Full formulas and zone thresholds for each variant live in
[`references/z-score-variants.md`](references/z-score-variants.md). Coefficients,
X₄ definition (market cap vs book equity), and the X₅ treatment all differ between
variants — they are not small tweaks to the original.

### Phase 2: Core Algorithm
1. X₁ = Working Capital / Total Assets (liquidity)
2. X₂ = Retained Earnings / Total Assets (cumulative profitability)
3. X₃ = EBIT / Total Assets (operating efficiency)
4. X₄ = Market Value of Equity / Total Liabilities (leverage)
5. X₅ = Sales / Total Assets (asset turnover)
6. Z = 1.2X₁ + 1.4X₂ + 3.3X₃ + 0.6X₄ + 1.0X₅

### Phase 3: Verification
Check: all ratios in plausible ranges. Compare Z-score against industry peers and historical trend.
**Gate:** Z-score computed, zone classification assigned.

### Phase 4: Output
Return Z-score with component breakdown and zone classification.

## Output Format

```json
{
  "z_score": 2.45,
  "zone": "grey",
  "components": {"X1": 0.12, "X2": 0.25, "X3": 0.08, "X4": 1.5, "X5": 0.9},
  "metadata": {"model": "original", "company": "...", "period": "2024-Q4"}
}
```

## Examples

### Sample I/O
**Input:** WC=200M, RE=500M, EBIT=150M, MktCap=2B, TL=1B, TA=3B, Sales=2.5B
**Expected:** X1=0.067, X2=0.167, X3=0.05, X4=2.0, X5=0.833. Z=1.2(0.067)+1.4(0.167)+3.3(0.05)+0.6(2.0)+1.0(0.833)=2.53 → Grey zone.

### Edge Cases
| Input | Expected | Why |
|-------|----------|-----|
| Negative retained earnings | Low X₂, likely distress | Accumulated losses are a strong distress signal |
| Startup with no revenue | X₅ near zero | Z-score not designed for pre-revenue companies |
| Asset-light tech firm | Misleading X₅ | High revenue/low assets inflates turnover |

## Gotchas

- **Model age**: Calibrated in 1968 on 1946-1965 data.

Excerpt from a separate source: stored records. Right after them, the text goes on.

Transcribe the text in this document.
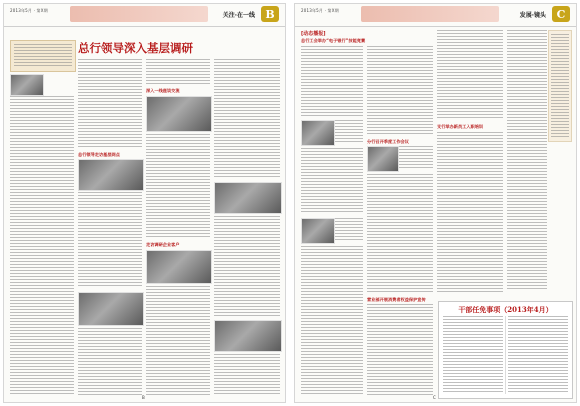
2013年5月 · 第X期
关注·在一线 B
总行领导深入基层调研
总行领导走访基层网点
深入一线座谈交流
走访调研企业客户
B
2013年5月 · 第X期
发展·镜头 C
[动态播报]
总行工会举办“电子银行”技能竞赛
分行召开季度工作会议
营业部开展消费者权益保护宣传
支行举办新员工入职培训
干部任免事项（2013年4月）
C
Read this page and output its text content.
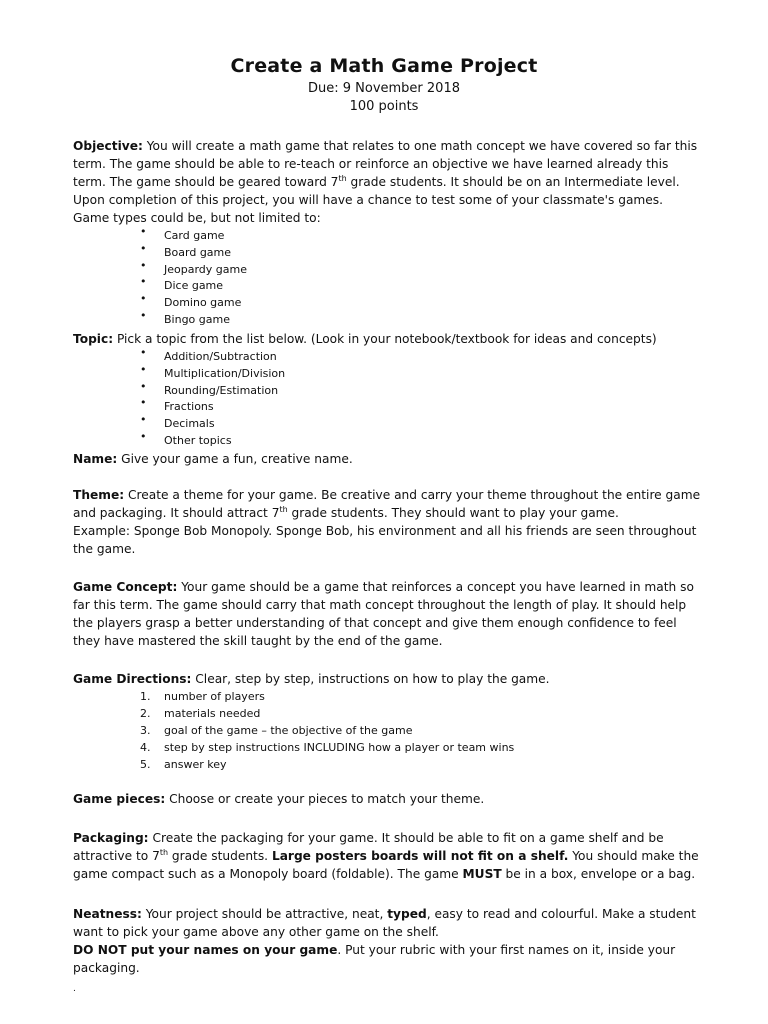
Create a Math Game Project
Due: 9 November 2018
100 points
Objective: You will create a math game that relates to one math concept we have covered so far this term. The game should be able to re-teach or reinforce an objective we have learned already this term. The game should be geared toward 7th grade students. It should be on an Intermediate level. Upon completion of this project, you will have a chance to test some of your classmate's games. Game types could be, but not limited to:
• Card game
• Board game
• Jeopardy game
• Dice game
• Domino game
• Bingo game
Topic: Pick a topic from the list below. (Look in your notebook/textbook for ideas and concepts)
• Addition/Subtraction
• Multiplication/Division
• Rounding/Estimation
• Fractions
• Decimals
• Other topics
Name: Give your game a fun, creative name.
Theme: Create a theme for your game. Be creative and carry your theme throughout the entire game and packaging. It should attract 7th grade students. They should want to play your game.
Example: Sponge Bob Monopoly. Sponge Bob, his environment and all his friends are seen throughout the game.
Game Concept: Your game should be a game that reinforces a concept you have learned in math so far this term. The game should carry that math concept throughout the length of play. It should help the players grasp a better understanding of that concept and give them enough confidence to feel they have mastered the skill taught by the end of the game.
Game Directions: Clear, step by step, instructions on how to play the game.
1. number of players
2. materials needed
3. goal of the game – the objective of the game
4. step by step instructions INCLUDING how a player or team wins
5. answer key
Game pieces: Choose or create your pieces to match your theme.
Packaging: Create the packaging for your game. It should be able to fit on a game shelf and be attractive to 7th grade students. Large posters boards will not fit on a shelf. You should make the game compact such as a Monopoly board (foldable). The game MUST be in a box, envelope or a bag.
Neatness: Your project should be attractive, neat, typed, easy to read and colourful. Make a student want to pick your game above any other game on the shelf.
DO NOT put your names on your game. Put your rubric with your first names on it, inside your packaging.
.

Business models, accounting standards, and capital structures have changed. Use as one signal, not sole determinant.
- **Accounting manipulation**: Z-score uses reported financials. Creative accounting (off-balance-sheet debt, revenue recognition games) can mask distress.
- **Industry differences**: Capital-intensive industries naturally have lower asset turnover (X₅). Compare within industry, not across.
- **Trend matters more than level**: A company moving from Z=3.5 to Z=2.1 over two years is concerning even though 2.1 is still in the grey zone.
- **Private firm variant** (Z'): replaces X₄ with Book Equity / Total Liabilities and re-weights: `Z' = 0.717X₁ + 0.847X₂ + 3.107X₃ + 0.420X₄ + 0.998X₅`. Zone thresholds shift to 2.9 / 1.23.
- **Non-manufacturing variant** (Z''): **drops X₅ entirely** and re-estimates the rest: `Z'' = 6.56X₁ + 3.26X₂ + 6.72X₃ + 1.05X₄`. Zone thresholds shift to 2.6 / 1.1. Using original Z on a SaaS / services firm inflates the score via X₅ and can mis-zone a distressed firm as safe.

## Scripts

| Script | Description | Usage |
|--------|-------------|-------|
| `scripts/altman_z.py` | Compute Altman Z-Score and classify zone | `python scripts/altman_z.py --help` |

Run `python scripts/altman_z.py --verify` to execute built-in sanity tests.

## References

- [`references/z-score-variants.md`](references/z-score-variants.md) — Z / Z' / Z'' full
  formulas, zone thresholds, variant-selection rules, and a worked tech-firm example.